Much of the following media commentary still treats Ben-Gvir as a horrible diversion from Israel’s “democratic” norms. In fact he is the most open expression of the racism at the heart of the Israeli state, and the logical outcome of its crisis.

For four years, no Israeli party has been able to form a stable government. The occupation of Palestine and how to manage it is at the root of this.

More than five decades of occupation and settlement-building in the West Bank has tied it inseparably to the Israeli state. 

Most Israeli politicians hope eventually to annex the settlements. Yet seizing permanently the stolen land also threatens to bring more Palestinians inside Israel’s border. 

That’s an existential crisis for a state premised on maintaining a clear ethnic majority over Arabs.

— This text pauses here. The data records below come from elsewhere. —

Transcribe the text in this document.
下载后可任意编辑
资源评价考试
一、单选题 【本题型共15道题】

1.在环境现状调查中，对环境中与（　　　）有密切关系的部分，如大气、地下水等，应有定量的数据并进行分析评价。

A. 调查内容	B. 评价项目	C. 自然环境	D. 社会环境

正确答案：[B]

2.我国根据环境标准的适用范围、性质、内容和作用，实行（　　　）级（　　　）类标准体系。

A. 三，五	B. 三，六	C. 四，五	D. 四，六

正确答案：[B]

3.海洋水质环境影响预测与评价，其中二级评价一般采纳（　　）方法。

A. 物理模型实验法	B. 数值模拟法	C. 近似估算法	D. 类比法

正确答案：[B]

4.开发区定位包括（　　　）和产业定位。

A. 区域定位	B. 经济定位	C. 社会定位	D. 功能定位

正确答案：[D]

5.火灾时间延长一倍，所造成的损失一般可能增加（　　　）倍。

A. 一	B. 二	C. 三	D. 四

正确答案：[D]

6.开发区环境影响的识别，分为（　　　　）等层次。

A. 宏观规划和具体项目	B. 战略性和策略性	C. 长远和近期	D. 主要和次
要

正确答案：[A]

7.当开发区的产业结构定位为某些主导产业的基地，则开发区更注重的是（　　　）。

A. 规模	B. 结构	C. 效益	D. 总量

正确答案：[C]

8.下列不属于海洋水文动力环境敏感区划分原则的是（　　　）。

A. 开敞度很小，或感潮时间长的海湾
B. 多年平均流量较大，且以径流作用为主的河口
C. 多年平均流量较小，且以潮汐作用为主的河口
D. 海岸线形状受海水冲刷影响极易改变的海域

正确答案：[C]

Israel was founded in 1948 through the ethnic cleansing of 850,000 Palestinians. 

Its existence today depends upon keeping Palestinians out and under its control, and on its role as the US’s military watchdog in the Middle East. This shapes and distorts every aspect of Israeli society. 

All of its Jewish citizens live on land taken from Palestinians. And their citizenship rests on the denial of the same rights to Palestinians.

Since the 1990s Israel has used the false promise of a two-state solution to manage the Palestinian population. This is a distant future where Palestinians might eventually be allowed a state on a fragment of their former land.

In practice, every Israeli government and party has shown it would never accept a Palestinian state that wasn’t under Israel’s military and economic control. And none of them will ever countenance removing the hundreds of thousands of its citizens who live as settlers in the West Bank. 

The fiction of a two-state solution has become ever harder to maintain. Israel has responded by strengthening its apartheid system, such as with the Nation State law that enshrines Jewish-Israeli citizenship privileges over Arabs.

Parties that still believe the two-state solution is the best way to keep Arabs out of Israel—such as the once-dominant Labor Party—are marginalised. And figures such as Ben-Gvir have come to the fore.

The outcome of the election is certain to mean even more intensified repression for Arabs in all parts of historic Palestine—inside and out of Israel’s borders.

It’s the outcome of the racism at the heart of the Israeli state. And it’s the reason why the only solution is to dismantle that state, and replace it with a single democratic one in all of Palestine, with equal democratic rights for all its citizens.